Four teenage NH killers fight for another chanceBy KATHRYN MARCHOCKI
New Hampshire Union Leader
February 17. 2013 9:08PM
CONCORD - Four teen killers serving life without parole claim a recent U.S. Supreme Court ruling entitles them to new hearings where they hope to win reduced sentences.
Convicted first-degree murderers Robert Tulloch, 29, Robert Dingman, 35, Michael Soto, 23, and Eduardo Lopez Jr., 38, committed some of the most heinous, high-profile crimes in recent state history.
But they did it when they when they were 17. As such, they were "children" - a class of offenders "constitutionally different from adults" in terms of sentencing, the U.S. Supreme Court ruled June 25 in its companion rulings Miller v. Alabama and Jackson v. Dobbs.

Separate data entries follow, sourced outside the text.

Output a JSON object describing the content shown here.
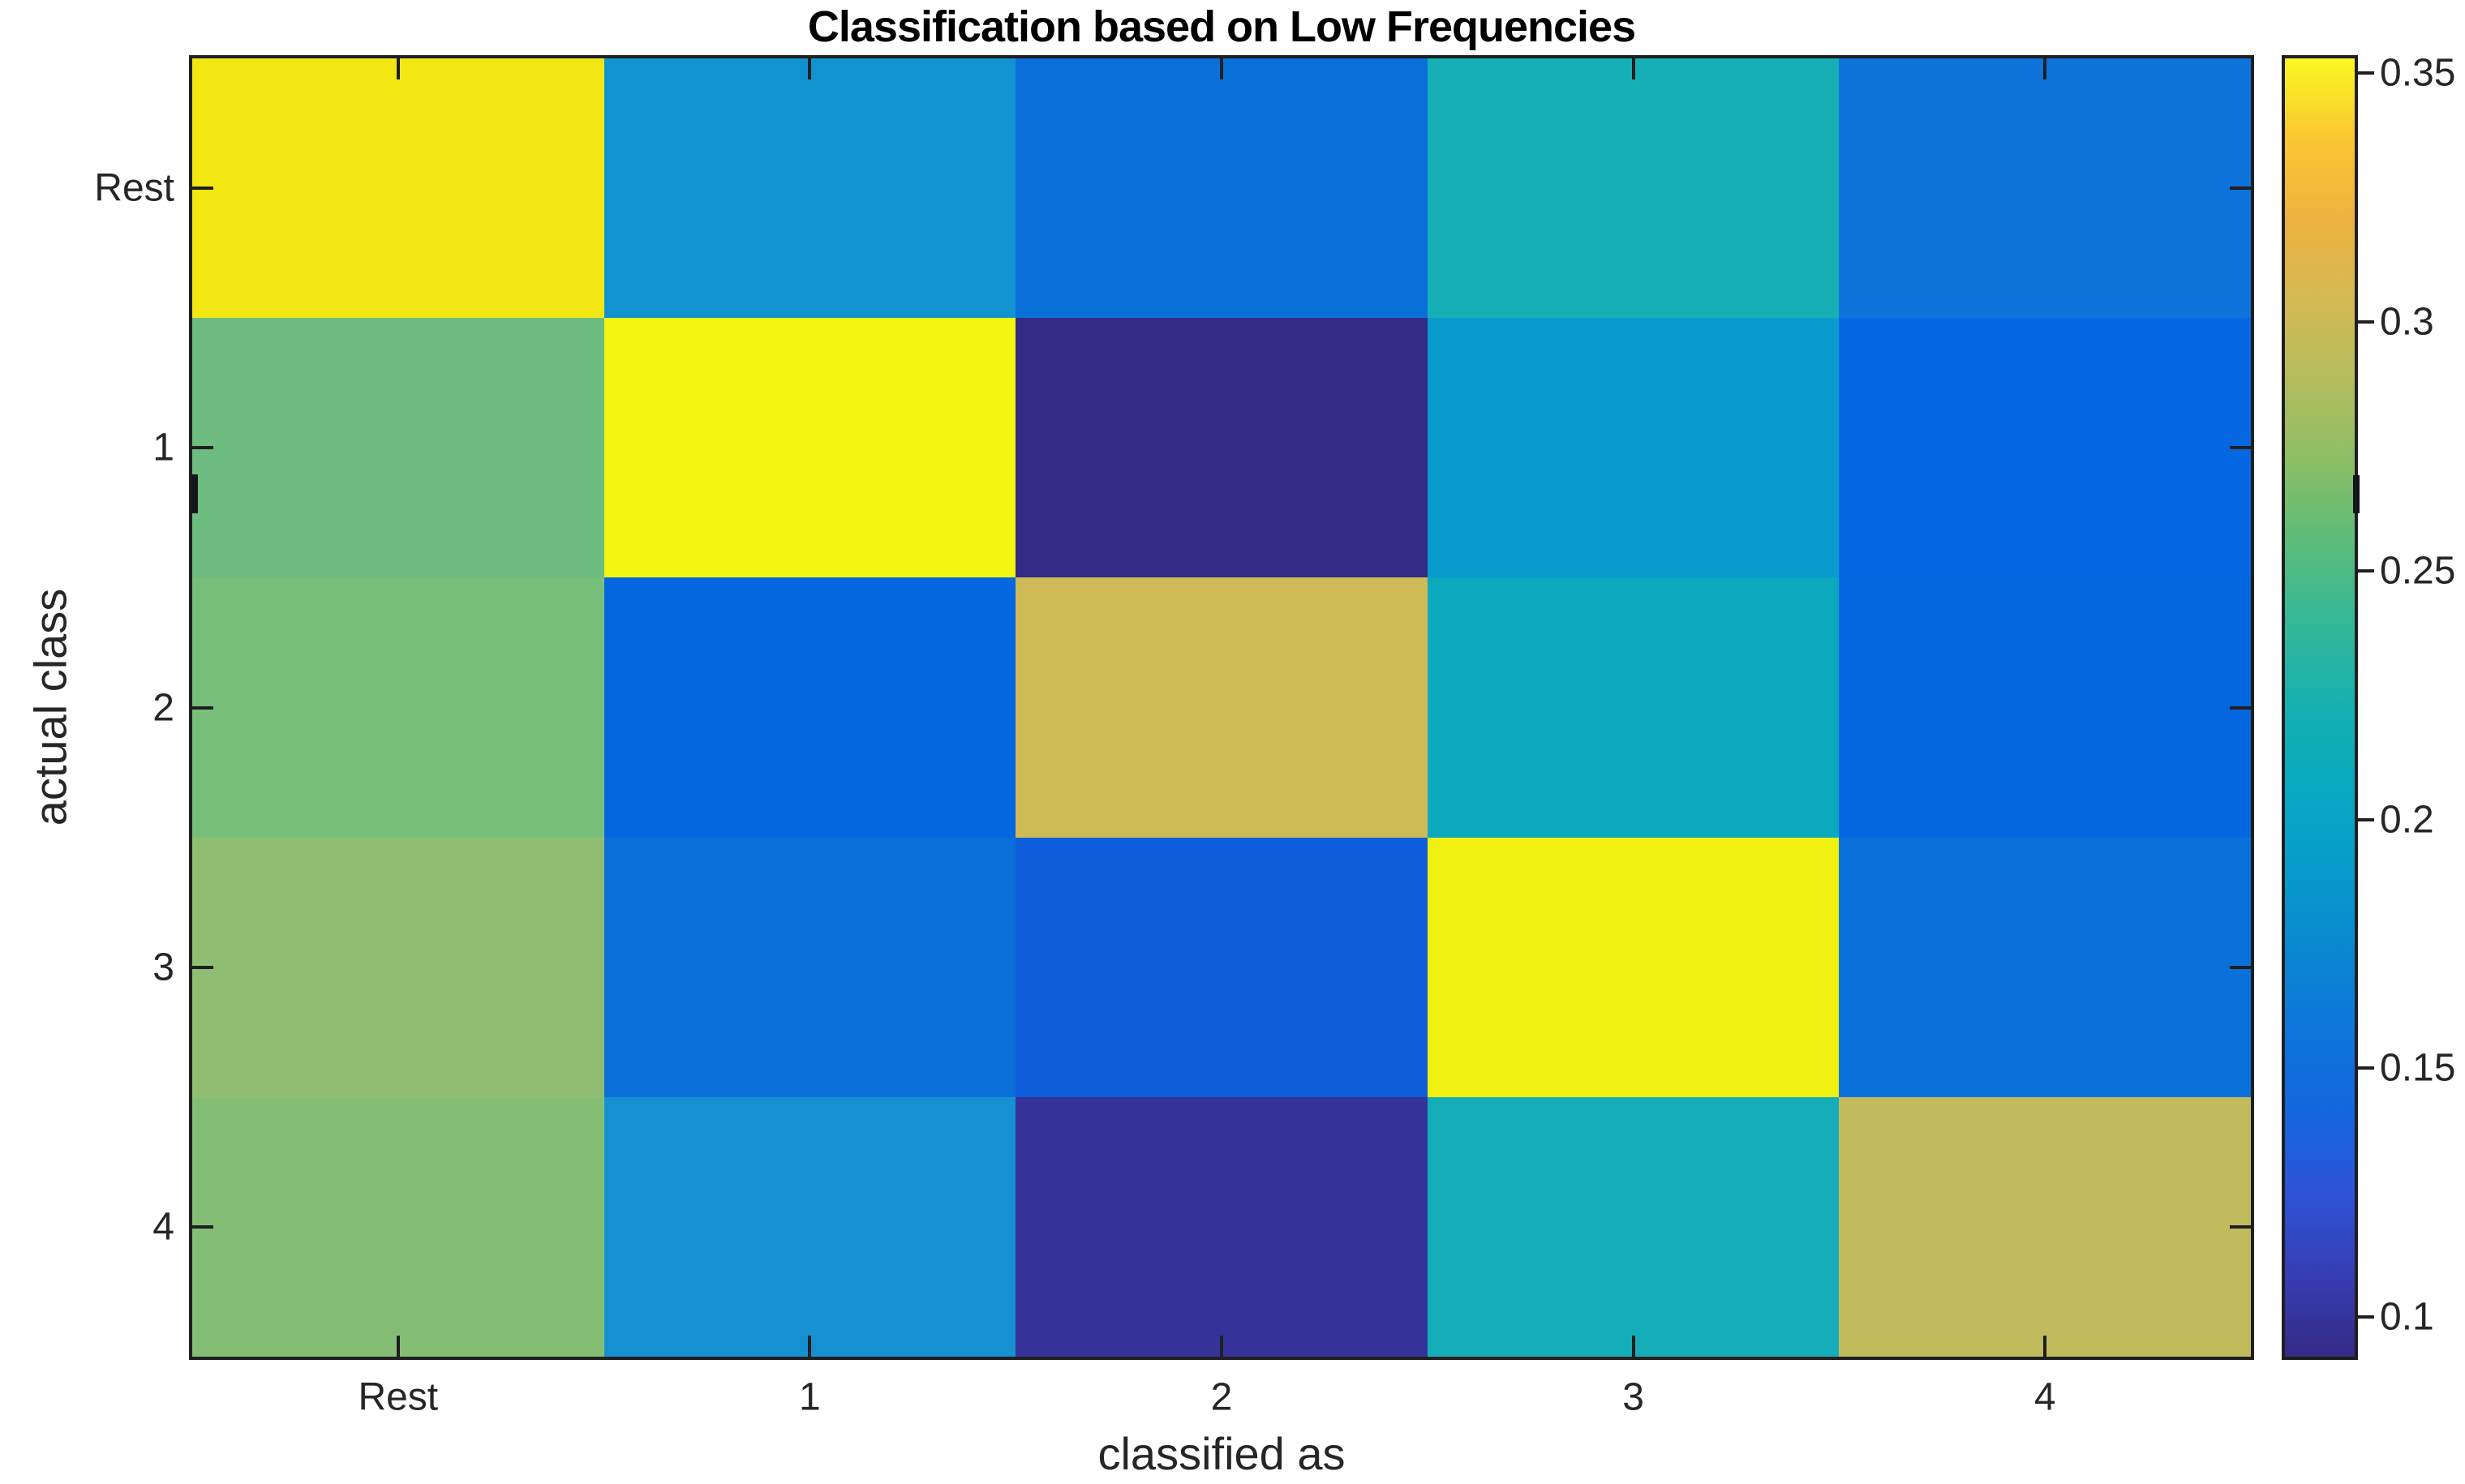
{
  "figure": {
    "background": "#ffffff"
  },
  "styles": {
    "axis_color": "#1f1f1f",
    "label_color": "#262626",
    "title_color": "#000000"
  },
  "chart_data": {
    "type": "heatmap",
    "title": "Classification based on Low Frequencies",
    "xlabel": "classified as",
    "ylabel": "actual class",
    "x_categories": [
      "Rest",
      "1",
      "2",
      "3",
      "4"
    ],
    "y_categories": [
      "Rest",
      "1",
      "2",
      "3",
      "4"
    ],
    "values": [
      [
        0.34,
        0.175,
        0.14,
        0.21,
        0.14
      ],
      [
        0.25,
        0.353,
        0.095,
        0.185,
        0.13
      ],
      [
        0.255,
        0.13,
        0.29,
        0.2,
        0.13
      ],
      [
        0.265,
        0.135,
        0.125,
        0.345,
        0.14
      ],
      [
        0.26,
        0.17,
        0.105,
        0.205,
        0.275
      ]
    ],
    "cell_colors": [
      [
        "#f2e713",
        "#1193d0",
        "#0b6fd9",
        "#16afb5",
        "#0e73db"
      ],
      [
        "#6ebd80",
        "#f2f611",
        "#332b85",
        "#0a9bce",
        "#0568e2"
      ],
      [
        "#79bf7c",
        "#0567e0",
        "#cfba58",
        "#0ca9be",
        "#0567e0"
      ],
      [
        "#8fbe72",
        "#0b6fd9",
        "#0e5dda",
        "#f0f011",
        "#0b71da"
      ],
      [
        "#84be75",
        "#1690d1",
        "#35339a",
        "#14adb8",
        "#c1bb5e"
      ]
    ],
    "color_range": [
      0.092,
      0.353
    ],
    "colorbar_tick_values": [
      0.35,
      0.3,
      0.25,
      0.2,
      0.15,
      0.1
    ],
    "colorbar_tick_labels": [
      "0.35",
      "0.3",
      "0.25",
      "0.2",
      "0.15",
      "0.1"
    ],
    "colormap": "parula",
    "colormap_stops": [
      "#352a87",
      "#363db3",
      "#2f53d7",
      "#1466dc",
      "#0d75dc",
      "#0a87d1",
      "#089bcb",
      "#07a9c2",
      "#16b0b0",
      "#33b89a",
      "#5abc7b",
      "#8abe67",
      "#b3bd5e",
      "#d4ba55",
      "#edb23f",
      "#fbc633",
      "#f9f821"
    ],
    "grid": false,
    "legend": null
  }
}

Prosecutors maintain the Miller decision applies to just one case - that of Mont Vernon killer Steven Spader, 21, because his first-degree murder conviction is still pending direct appeal before the state Supreme Court.
"We believe that, as far as cases in New Hampshire, that decision (Miller) applies to the Steven Spader case only. But obviously that decision will be decided by the court," Senior Attorney General Jeffery A. Strelzin said.
A new sentencing hearing was scheduled for April 22 for Steven Spader, the convicted teen killer and accused ringleader of a 2009 Mont Vernon home invasion. Sentencing will follow April 26.
Tulloch, 29, was the notorious mastermind behind the random rob-and-kill scheme in which he and hometown buddy, James Parker, then 16, stabbed to death Dartmouth College professors Half and Susanne Zantop on Jan. 27, 2001.
"Mr. Tulloch was 17 years old at the time of the murders in this case. He does not deny that he committed the murders and he does not seek to set aside his guilty pleas. Nor does he deny that substantial punishment is warranted for his crimes," his public defender Richard C. Guerriero wrote in a habeas petition.
"However, he committed those acts when he was a child," Guerriero continued in his petition filed Dec. 20 in Merrimack County Superior Court in Concord.
Tulloch seeks a new sentencing hearing at which evidence related to his mental health and maturity at the time of the crime may be admitted in an attempt to get a lesser sentence. Tulloch intended to seek an insanity defense at trial, but withdrew that and pleaded guilty to the murders.
Supreme Court rulings
In Miller, the Supreme Court declared unconstitutional all automatic life prison sentences without chance of parole for those who were under 18 years old at the time of their crimes. Such sentencing statutes violate the Eighth Amendment's protections against cruel and unusual punishment, the court wrote.
The court's ruling means these youthful offenders are entitled to sentencing hearings at which they can present evidence of mitigating factors - such as their immaturity, recklessness or mental health issues at the time of their crimes - in hope of convincing a judge to impose a lesser sentence.
The court could still impose life without possibility of parole - it just no longer can be mandatory as New Hampshire law currently requires for first-degree murder convictions.
In its companion ruling - Jackson v. Hobbs - the court said rights contained in Miller are retroactive for juvenile homicide offenders, even if their convictions were final.
Attorneys representing Tulloch, Dingman, Lopez and Soto - all of whose convictions are final - claim the Jackson ruling entitles their clients to retroactive relief.
The state Attorney General's Office objects to their claim in a motion filed Thursday in Merrimack County Superior Court.
Defense attorneys and prosecutors filed a motion to consolidate the four cases and have them heard by a single judge on the retroactive issue alone.
Currently, Tulloch and Dingman's habeas petitions are set to be heard April 12 at New Hampshire State Prison in Concord.
Tulloch's attorney Richard Guerriero stressed that, while Tulluch wants to have his life without parole sentence vacated, Tulloch does not seek to be released pending the outcome of the habeas petition.
Dingman, 35, who was convicted with his younger brother of the 1996 murders of their parents in their Rochester home, made similar arguments in his habeas petition filed with the court Jan. 29.
Lopez also filed a petition in Merrimack Superior Court, but was not available for public view Feb. 6 because it had not yet been officially docketed. Lopez was convicted of fatally shooting Robert Goyette during a 1991 Nashua bank robbery.
Manchester defense attorney Andrew Schulman filed a motion in Hillsborough County Superior Court in Manchester seeking to have Soto's life sentence vacated and a resentencing hearing scheduled in light of the Miller decision.
Soto was convicted of accomplice to first-degree murder in the 2007 shooting death of Aaron Kar in Manchester.
In its Miller ruling, the court noted juveniles have a "diminished culpability and greater prospects for reform."
They also differ from adults in their lack of maturity and fully developed sense of responsibility that can lead to reckless and impulsive behavior, the court wrote. Juveniles also are more vulnerable to negative peer pressure and their characters have not completely formed.